Justin Vaisse and Pierre Haski participated in an online debate from April 2 to 6. See part two of the exchange.

Sarkozy et l’Otan: l’atlantisme décomplexé… et risqué

Opening discussion, by Pierre Haski

RESPONSE

J’avais eu l’occasion d’exposer mon désaccord avec Pierre Haski sur l’atlantisme illusoire de Nicolas Sarkozy: je n’ai pas changé d’avis, bien au contraire, sa méprise sur la politique étrangère française actuelle -certes bien partagée- me paraît se poursuivre. En réalité, la politique étrangère de Sarkozy s’inscrit dans le droit fil du consensus post-De Gaulle dont tous les présidents de la Ve République ont été partie prenante, et n’en varie pas d’un iota dans les faits (pour les discours, c’est autre chose).

Le saviez-vous?

J’aimerais commencer par quelques mises au point, car le débat est mal engagé: ainsi, les étiquettes “atlantistes” et “gaullistes” obscurcissent les choses plus qu’elles ne les éclairent.

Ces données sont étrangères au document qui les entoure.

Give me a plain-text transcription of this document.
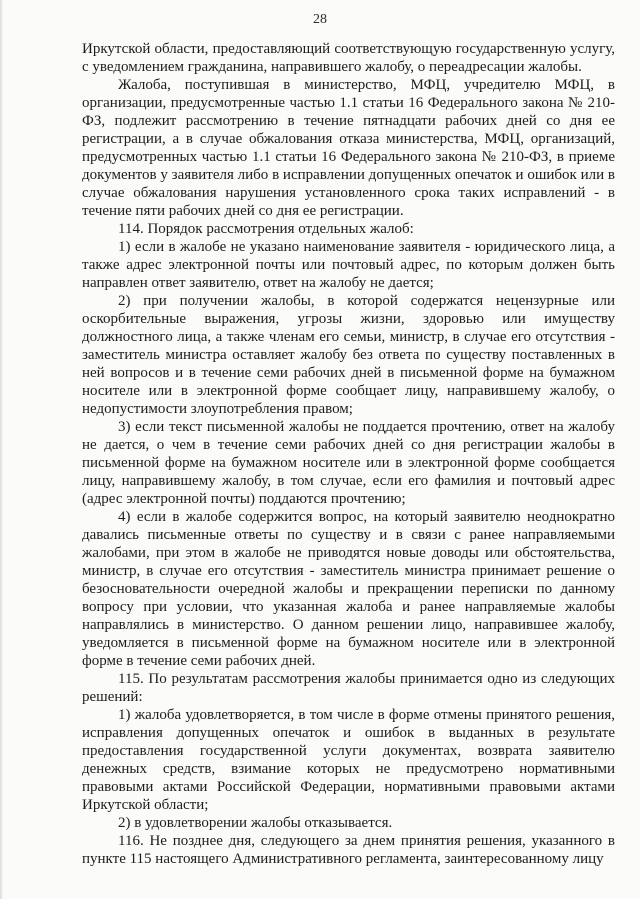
28

Иркутской области, предоставляющий соответствующую государственную услугу, с уведомлением гражданина, направившего жалобу, о переадресации жалобы.

Жалоба, поступившая в министерство, МФЦ, учредителю МФЦ, в организации, предусмотренные частью 1.1 статьи 16 Федерального закона № 210-ФЗ, подлежит рассмотрению в течение пятнадцати рабочих дней со дня ее регистрации, а в случае обжалования отказа министерства, МФЦ, организаций, предусмотренных частью 1.1 статьи 16 Федерального закона № 210-ФЗ, в приеме документов у заявителя либо в исправлении допущенных опечаток и ошибок или в случае обжалования нарушения установленного срока таких исправлений - в течение пяти рабочих дней со дня ее регистрации.

114. Порядок рассмотрения отдельных жалоб:

1) если в жалобе не указано наименование заявителя - юридического лица, а также адрес электронной почты или почтовый адрес, по которым должен быть направлен ответ заявителю, ответ на жалобу не дается;

2) при получении жалобы, в которой содержатся нецензурные или оскорбительные выражения, угрозы жизни, здоровью или имуществу должностного лица, а также членам его семьи, министр, в случае его отсутствия - заместитель министра оставляет жалобу без ответа по существу поставленных в ней вопросов и в течение семи рабочих дней в письменной форме на бумажном носителе или в электронной форме сообщает лицу, направившему жалобу, о недопустимости злоупотребления правом;

3) если текст письменной жалобы не поддается прочтению, ответ на жалобу не дается, о чем в течение семи рабочих дней со дня регистрации жалобы в письменной форме на бумажном носителе или в электронной форме сообщается лицу, направившему жалобу, в том случае, если его фамилия и почтовый адрес (адрес электронной почты) поддаются прочтению;

4) если в жалобе содержится вопрос, на который заявителю неоднократно давались письменные ответы по существу и в связи с ранее направляемыми жалобами, при этом в жалобе не приводятся новые доводы или обстоятельства, министр, в случае его отсутствия - заместитель министра принимает решение о безосновательности очередной жалобы и прекращении переписки по данному вопросу при условии, что указанная жалоба и ранее направляемые жалобы направлялись в министерство. О данном решении лицо, направившее жалобу, уведомляется в письменной форме на бумажном носителе или в электронной форме в течение семи рабочих дней.

115. По результатам рассмотрения жалобы принимается одно из следующих решений:

1) жалоба удовлетворяется, в том числе в форме отмены принятого решения, исправления допущенных опечаток и ошибок в выданных в результате предоставления государственной услуги документах, возврата заявителю денежных средств, взимание которых не предусмотрено нормативными правовыми актами Российской Федерации, нормативными правовыми актами Иркутской области;

2) в удовлетворении жалобы отказывается.

116. Не позднее дня, следующего за днем принятия решения, указанного в пункте 115 настоящего Административного регламента, заинтересованному лицу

Saviez-vous par exemple que la France est présente à plus de 80% dans les structures intégrées de l’Otan? Non seulement nous ne sommes absents que du comité des plans de défense et du groupe des plans nucléaires, mais nous avons déjà une centaine d’officiers dans les états-majors, à Norfolk (Virginie) par exemple. Nous commandons périodiquement des opérations de l’Otan, et nous sommes les meilleurs élèves de la classe sur certains aspects (transformation; force de réaction rapide).

Peut-être, me direz-vous, mais alors, franchir ce cap, ces 20% restant, ce serait abdiquer toute volonté d’une politique française indépendante? Pas du tout. D’abord, nous n’avons jamais quitté l’Otan, rappelons-le: l’échelon politique important c’est le CAN (Conseil de l’Atlantique Nord), lorsque les 26 ambassadeurs de l’Otan se retrouvent, et si un seul d’entre eux n’est pas d’accord, tout s’arrête: il y a 26 droits de veto, comme le montre actuellement le refus obstiné de la Grèce de faire entrer la Macédoine avec son nom.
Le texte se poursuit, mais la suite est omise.